W. H. Auden’s book A Certain World was published in 1970, making it one of the last books that this amazing writer produced — he died in 1973. The book’s subtitle is A Commonplace Book, which means that it is a scrapbook of poems, quotations, short essays, word puzzles, and pieces of information that the compiler of the commonplace book wanted to have available for future use. In most cases, very little of such a book is in the complier’s own words; Auden’s book is an exception. At the same time, such a compilation can be intimately revealing of its author’s likes, dislikes, interests, obsessions and fears.

Commonplace books are something like the diary of a mind, and thus are mostly intended only for, at most, a small circle of readers. Ralph Waldo Emerson compiled a commonplace book devoted to poetry and titled it Parnassus. It is a strange book, evidently meant for his family circle, because a large number of the poems included in it are second rate and apparently sentimental favorites of one or more members of the family.

A Certain World is obviously intended for the public. The entries in it are almost without exception fresh, surprising, and, to use a flabby inexcusable word, interesting. They are grouped into 173 named sections, arranged alphabetically.

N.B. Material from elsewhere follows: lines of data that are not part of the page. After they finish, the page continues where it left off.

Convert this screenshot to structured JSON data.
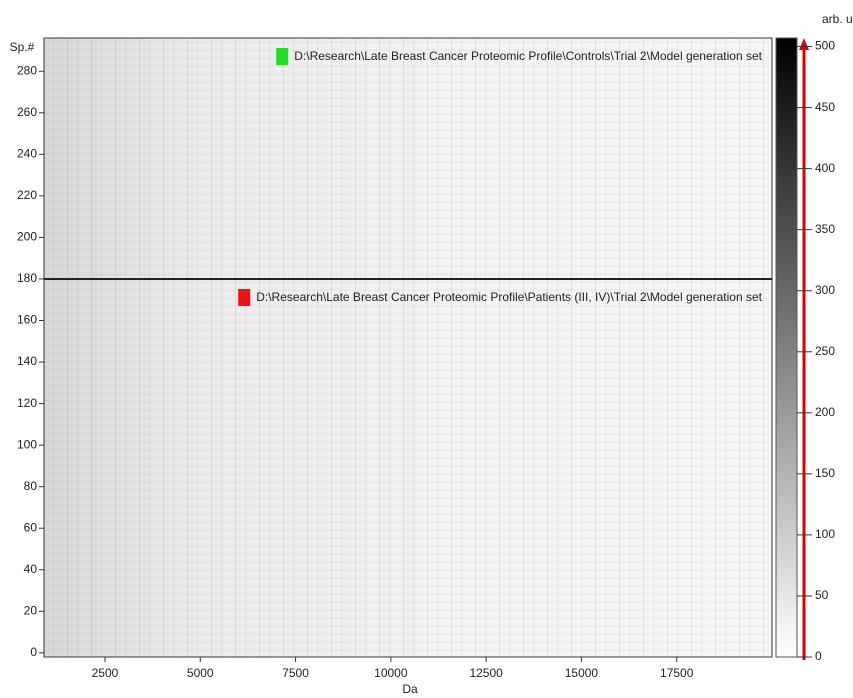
{
  "chart_data": {
    "type": "heatmap",
    "x_label": "Da",
    "y_label": "Sp.#",
    "colorbar_label": "arb. u.",
    "xlim": [
      900,
      20000
    ],
    "xticks": [
      2500,
      5000,
      7500,
      10000,
      12500,
      15000,
      17500
    ],
    "ylim": [
      -2,
      296
    ],
    "yticks": [
      0,
      20,
      40,
      60,
      80,
      100,
      120,
      140,
      160,
      180,
      200,
      220,
      240,
      260,
      280
    ],
    "colorbar_lim": [
      0,
      507
    ],
    "colorbar_ticks": [
      0,
      50,
      100,
      150,
      200,
      250,
      300,
      350,
      400,
      450,
      500
    ],
    "panels": [
      {
        "label": "D:\\Research\\Late Breast Cancer Proteomic Profile\\Controls\\Trial 2\\Model generation set",
        "color": "#22dd22",
        "range": [
          180,
          296
        ]
      },
      {
        "label": "D:\\Research\\Late Breast Cancer Proteomic Profile\\Patients (III, IV)\\Trial 2\\Model generation set",
        "color": "#ee1111",
        "range": [
          -2,
          180
        ]
      }
    ]
  }
}
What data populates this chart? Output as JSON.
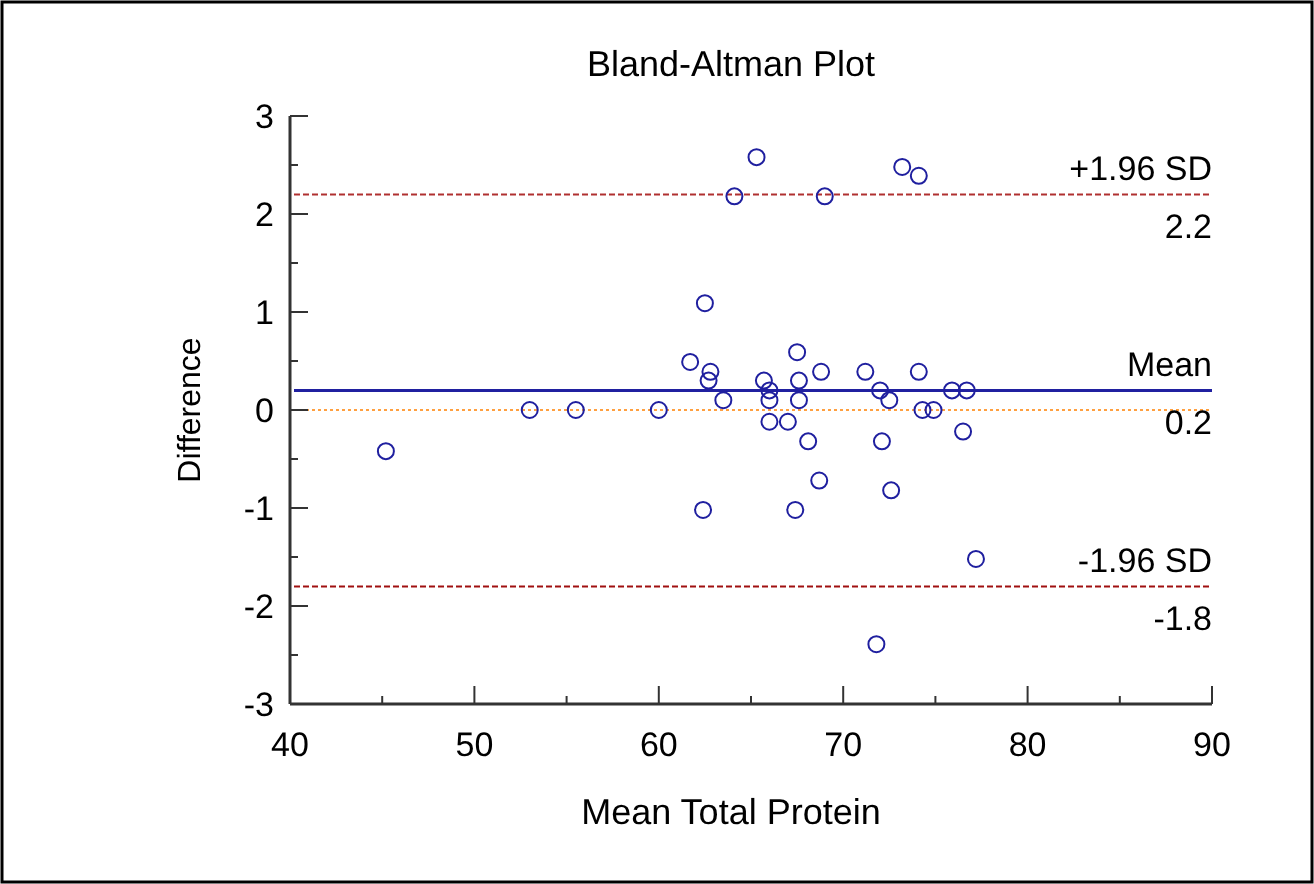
{
  "chart_data": {
    "type": "scatter",
    "title": "Bland-Altman Plot",
    "xlabel": "Mean Total Protein",
    "ylabel": "Difference",
    "marker": "circle",
    "grid": false,
    "annotations": [
      {
        "text": "2.2",
        "y": 2.2
      },
      {
        "text": "0.2",
        "y": 0.2
      },
      {
        "text": "-1.8",
        "y": -1.8
      }
    ],
    "xlim": [
      40,
      90
    ],
    "xticks": [
      40,
      {
        "value": 45,
        "label": null
      },
      50,
      {
        "value": 55,
        "label": null
      },
      60,
      {
        "value": 65,
        "label": null
      },
      70,
      {
        "value": 75,
        "label": null
      },
      80,
      {
        "value": 85,
        "label": null
      },
      90
    ],
    "ylim": [
      -3,
      3
    ],
    "yticks": [
      -3,
      {
        "value": -2.5,
        "label": null
      },
      -2,
      {
        "value": -1.5,
        "label": null
      },
      -1,
      {
        "value": -0.5,
        "label": null
      },
      0,
      {
        "value": 0.5,
        "label": null
      },
      1,
      {
        "value": 1.5,
        "label": null
      },
      2,
      {
        "value": 2.5,
        "label": null
      },
      3
    ],
    "series": [
      {
        "color": "#1f1f9f",
        "x": [
          45.2,
          53.0,
          55.5,
          60.0,
          61.7,
          62.5,
          62.8,
          62.7,
          63.5,
          65.3,
          64.1,
          62.4,
          65.7,
          66.0,
          66.0,
          66.0,
          67.0,
          67.5,
          67.6,
          67.6,
          67.4,
          73.2,
          74.1,
          69.0,
          68.8,
          68.1,
          68.7,
          71.2,
          72.0,
          72.5,
          72.1,
          72.6,
          74.1,
          74.3,
          74.9,
          75.9,
          76.7,
          76.5,
          77.2,
          71.8
        ],
        "values": [
          -0.42,
          0,
          0,
          0,
          0.49,
          1.09,
          0.39,
          0.3,
          0.1,
          2.58,
          2.18,
          -1.02,
          0.3,
          0.2,
          0.1,
          -0.12,
          -0.12,
          0.59,
          0.3,
          0.1,
          -1.02,
          2.48,
          2.39,
          2.18,
          0.39,
          -0.32,
          -0.72,
          0.39,
          0.2,
          0.1,
          -0.32,
          -0.82,
          0.39,
          0,
          0,
          0.2,
          0.2,
          -0.22,
          -1.52,
          -2.39
        ]
      }
    ],
    "ref_lines": [
      {
        "axis": "y",
        "value": 2.2,
        "label": "+1.96 SD",
        "color": "#b03030",
        "line_style": "dashed"
      },
      {
        "axis": "y",
        "value": 0.2,
        "label": "Mean",
        "color": "#2020a0",
        "line_style": "solid"
      },
      {
        "axis": "y",
        "value": 0,
        "label": null,
        "color": "#ffa040",
        "line_style": "dotted"
      },
      {
        "axis": "y",
        "value": -1.8,
        "label": "-1.96 SD",
        "color": "#a01010",
        "line_style": "dashed"
      }
    ]
  }
}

I can think of two groups of readers whom this book might interest: students of Auden’s mind, who hope to be able to discover something about the workings of that mind from the items in this miscellany; or, people who simply enjoy the poems, word puzzles, or odd scraps of information that Auden enjoyed. I belong to the second group of readers.

I especially enjoy several different kinds of items in A Certain World; first, aphorisms:

”Where is your Self to be found? Always in the deepest enchantment that you have experienced.” Hugo von Hoffsmanthal

”God loves all men but is enchanted by none.” W. H. Auden

”Men are not punished for their sins but by them.” E. Hubbard

”Every stink that fights the ventilator thinks that it is Don Quixote.” Stanislas Lec

”Our notion of symmetry is derived from the human face. Hence we demand symmetry horizontally and in breadth only; not vertically or in depth.” Blaise Pascal

Then there are quotations from the works of poets I was only slightly acquainted with or didn’t know at all: John Betjamin, William Barnes, John Clare.

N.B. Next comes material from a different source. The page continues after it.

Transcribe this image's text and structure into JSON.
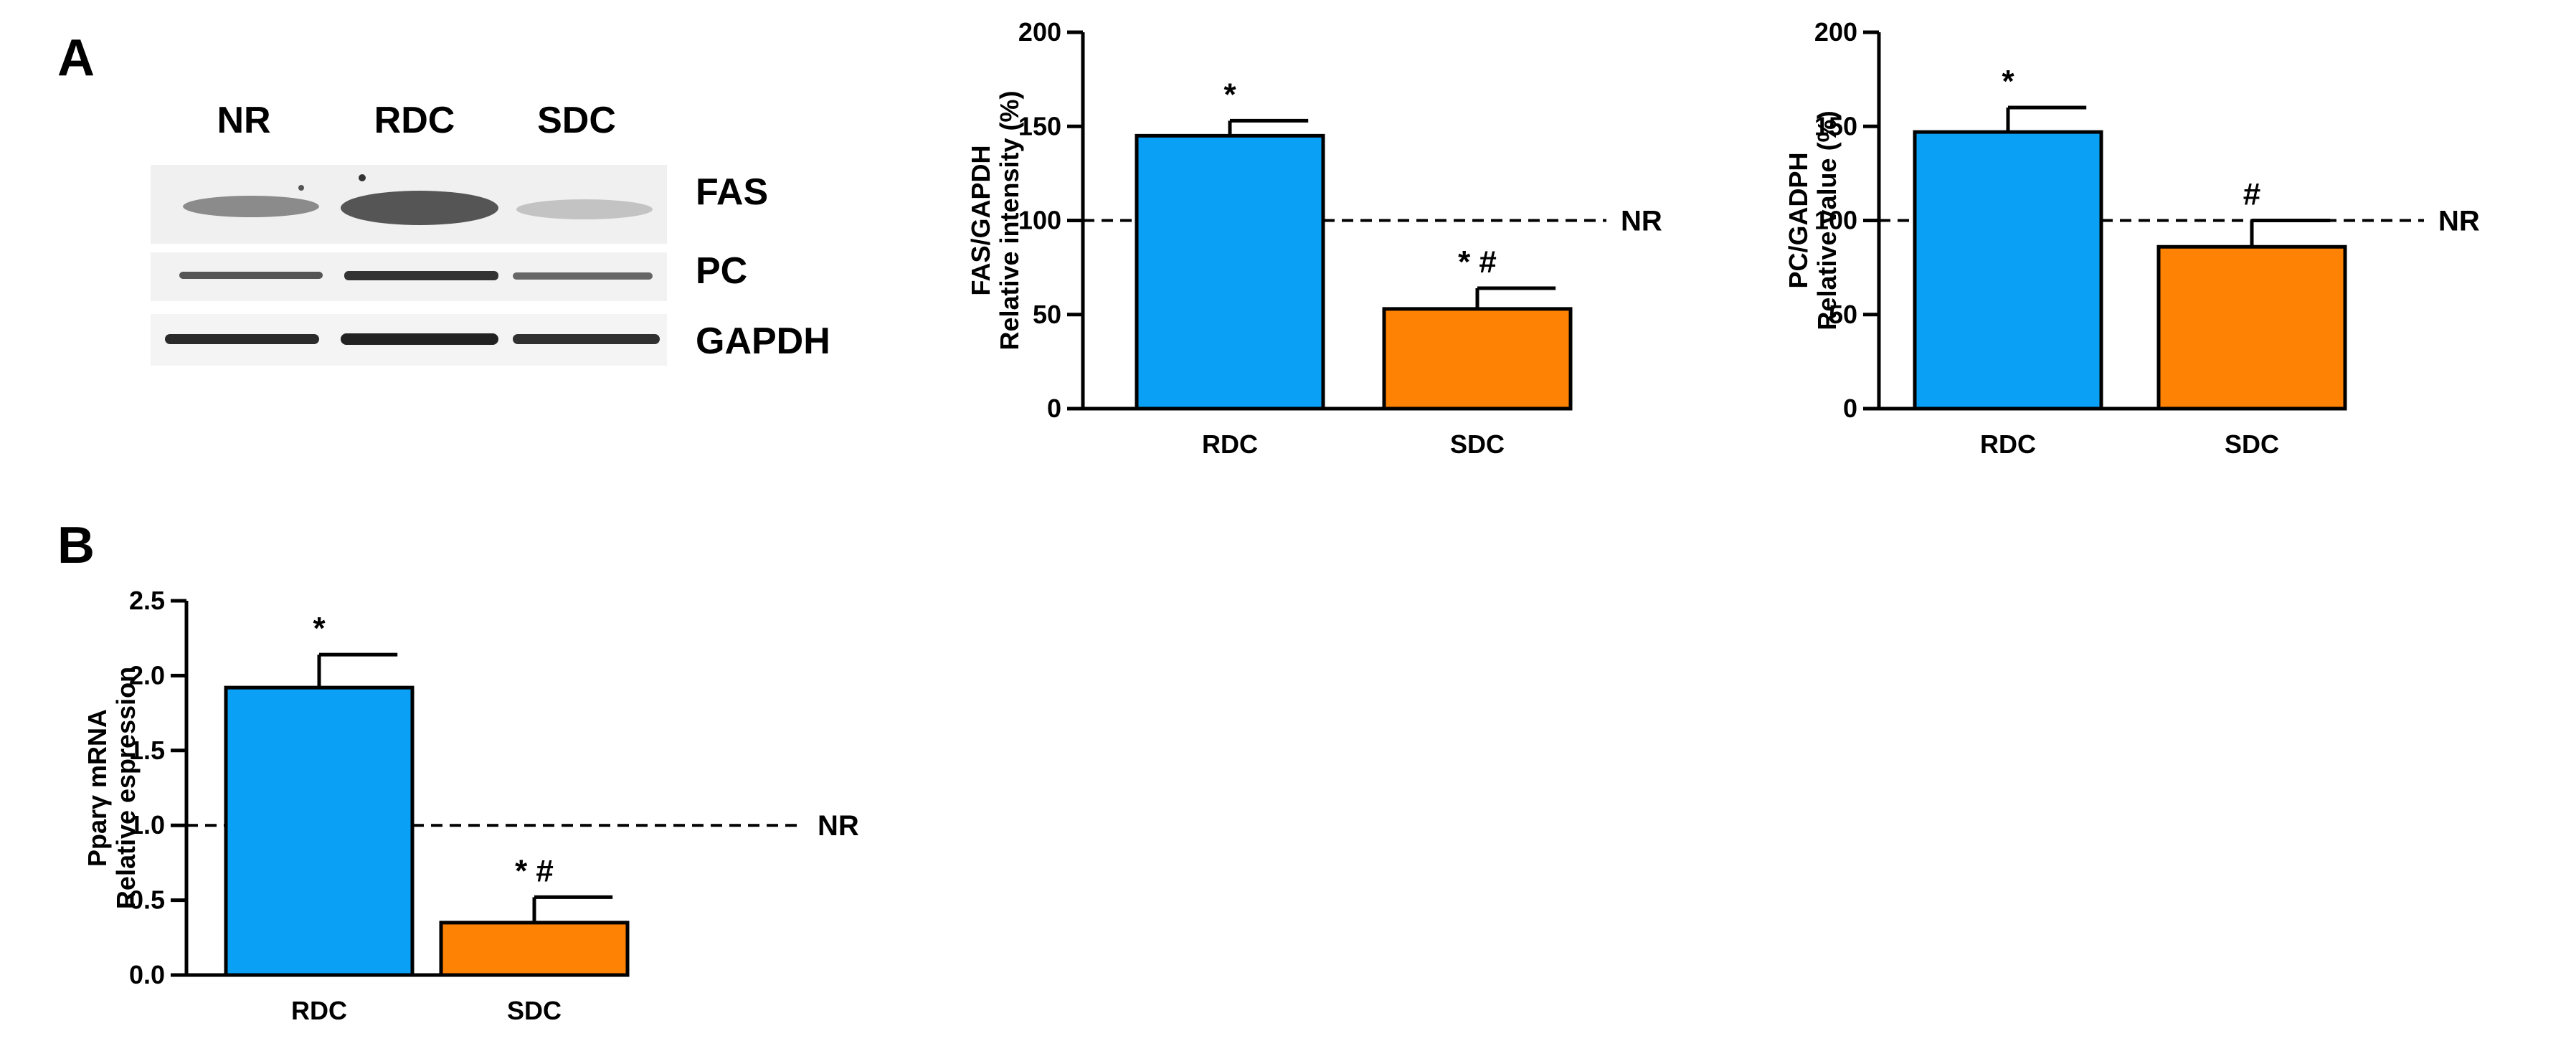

Then there are excerpts from essays about things that Auden was interested in: hangmen, Napoleon, moles, book reviews, food, the medieval cosmos, poetry.

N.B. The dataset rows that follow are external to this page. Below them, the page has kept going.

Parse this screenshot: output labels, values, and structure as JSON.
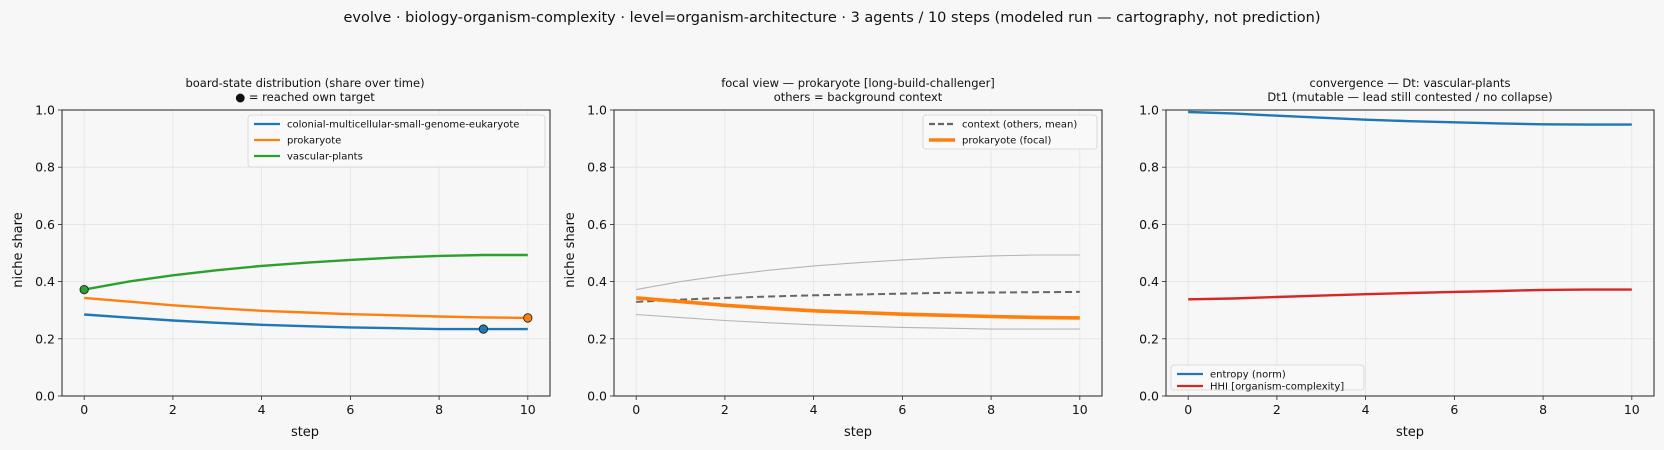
{
  "figure": {
    "suptitle": "evolve · biology-organism-complexity · level=organism-architecture · 3 agents / 10 steps   (modeled run — cartography, not prediction)"
  },
  "colors": {
    "background": "#f7f7f7",
    "colonial": "#1f77b4",
    "prokaryote": "#ff7f0e",
    "vascular": "#2ca02c",
    "context_mean": "#666666",
    "context_lines": "#b5b5b5",
    "entropy": "#1f77b4",
    "hhi": "#d62728",
    "grid": "#e3e3e3"
  },
  "chart_data": [
    {
      "type": "line",
      "title": "board-state distribution (share over time)",
      "subtitle": "● = reached own target",
      "xlabel": "step",
      "ylabel": "niche share",
      "xlim": [
        -0.5,
        10.5
      ],
      "ylim": [
        0.0,
        1.0
      ],
      "xticks": [
        "0",
        "2",
        "4",
        "6",
        "8",
        "10"
      ],
      "yticks": [
        "0.0",
        "0.2",
        "0.4",
        "0.6",
        "0.8",
        "1.0"
      ],
      "grid": true,
      "legend_position": "top-right",
      "x": [
        0,
        1,
        2,
        3,
        4,
        5,
        6,
        7,
        8,
        9,
        10
      ],
      "series": [
        {
          "name": "colonial-multicellular-small-genome-eukaryote",
          "color": "#1f77b4",
          "values": [
            0.285,
            0.274,
            0.264,
            0.256,
            0.249,
            0.244,
            0.24,
            0.237,
            0.234,
            0.234,
            0.234
          ],
          "target_marker": {
            "x": 9,
            "y": 0.234
          }
        },
        {
          "name": "prokaryote",
          "color": "#ff7f0e",
          "values": [
            0.343,
            0.33,
            0.317,
            0.307,
            0.298,
            0.292,
            0.286,
            0.282,
            0.278,
            0.275,
            0.273
          ],
          "target_marker": {
            "x": 10,
            "y": 0.273
          }
        },
        {
          "name": "vascular-plants",
          "color": "#2ca02c",
          "values": [
            0.372,
            0.4,
            0.422,
            0.44,
            0.455,
            0.466,
            0.476,
            0.484,
            0.49,
            0.493,
            0.493
          ],
          "target_marker": {
            "x": 0,
            "y": 0.372
          }
        }
      ]
    },
    {
      "type": "line",
      "title": "focal view — prokaryote  [long-build-challenger]",
      "subtitle": "others = background context",
      "xlabel": "step",
      "ylabel": "niche share",
      "xlim": [
        -0.5,
        10.5
      ],
      "ylim": [
        0.0,
        1.0
      ],
      "xticks": [
        "0",
        "2",
        "4",
        "6",
        "8",
        "10"
      ],
      "yticks": [
        "0.0",
        "0.2",
        "0.4",
        "0.6",
        "0.8",
        "1.0"
      ],
      "grid": true,
      "legend_position": "top-right",
      "x": [
        0,
        1,
        2,
        3,
        4,
        5,
        6,
        7,
        8,
        9,
        10
      ],
      "background_series": [
        {
          "values": [
            0.372,
            0.4,
            0.422,
            0.44,
            0.455,
            0.466,
            0.476,
            0.484,
            0.49,
            0.493,
            0.493
          ]
        },
        {
          "values": [
            0.285,
            0.274,
            0.264,
            0.256,
            0.249,
            0.244,
            0.24,
            0.237,
            0.234,
            0.234,
            0.234
          ]
        }
      ],
      "series": [
        {
          "name": "context (others, mean)",
          "color": "#666666",
          "dashed": true,
          "values": [
            0.329,
            0.337,
            0.343,
            0.348,
            0.352,
            0.355,
            0.358,
            0.361,
            0.362,
            0.363,
            0.364
          ]
        },
        {
          "name": "prokaryote (focal)",
          "color": "#ff7f0e",
          "values": [
            0.343,
            0.33,
            0.317,
            0.307,
            0.298,
            0.292,
            0.286,
            0.282,
            0.278,
            0.275,
            0.273
          ]
        }
      ]
    },
    {
      "type": "line",
      "title": "convergence — Dt: vascular-plants",
      "subtitle": "Dt1 (mutable — lead still contested / no collapse)",
      "xlabel": "step",
      "ylabel": "",
      "xlim": [
        -0.5,
        10.5
      ],
      "ylim": [
        0.0,
        1.0
      ],
      "xticks": [
        "0",
        "2",
        "4",
        "6",
        "8",
        "10"
      ],
      "yticks": [
        "0.0",
        "0.2",
        "0.4",
        "0.6",
        "0.8",
        "1.0"
      ],
      "grid": true,
      "legend_position": "bottom-left",
      "x": [
        0,
        1,
        2,
        3,
        4,
        5,
        6,
        7,
        8,
        9,
        10
      ],
      "series": [
        {
          "name": "entropy (norm)",
          "color": "#1f77b4",
          "values": [
            0.993,
            0.988,
            0.98,
            0.973,
            0.966,
            0.961,
            0.957,
            0.953,
            0.95,
            0.949,
            0.949
          ]
        },
        {
          "name": "HHI [organism-complexity]",
          "color": "#d62728",
          "values": [
            0.338,
            0.341,
            0.346,
            0.351,
            0.356,
            0.36,
            0.364,
            0.367,
            0.371,
            0.372,
            0.372
          ]
        }
      ]
    }
  ]
}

And, not surprisingly since Auden was a convinced and practicing Christian, reflections on God, by Auden and others.

The extremely miscellaneous character of the entries in this book bears the message of this book, if it has one: this world is odd, enchanted, surprising, disturbing, and worth attending to.

Unfortunately, A Certain World is out-of-print and fairly scarce, but scrounging for it online can turn up reasonably priced copies.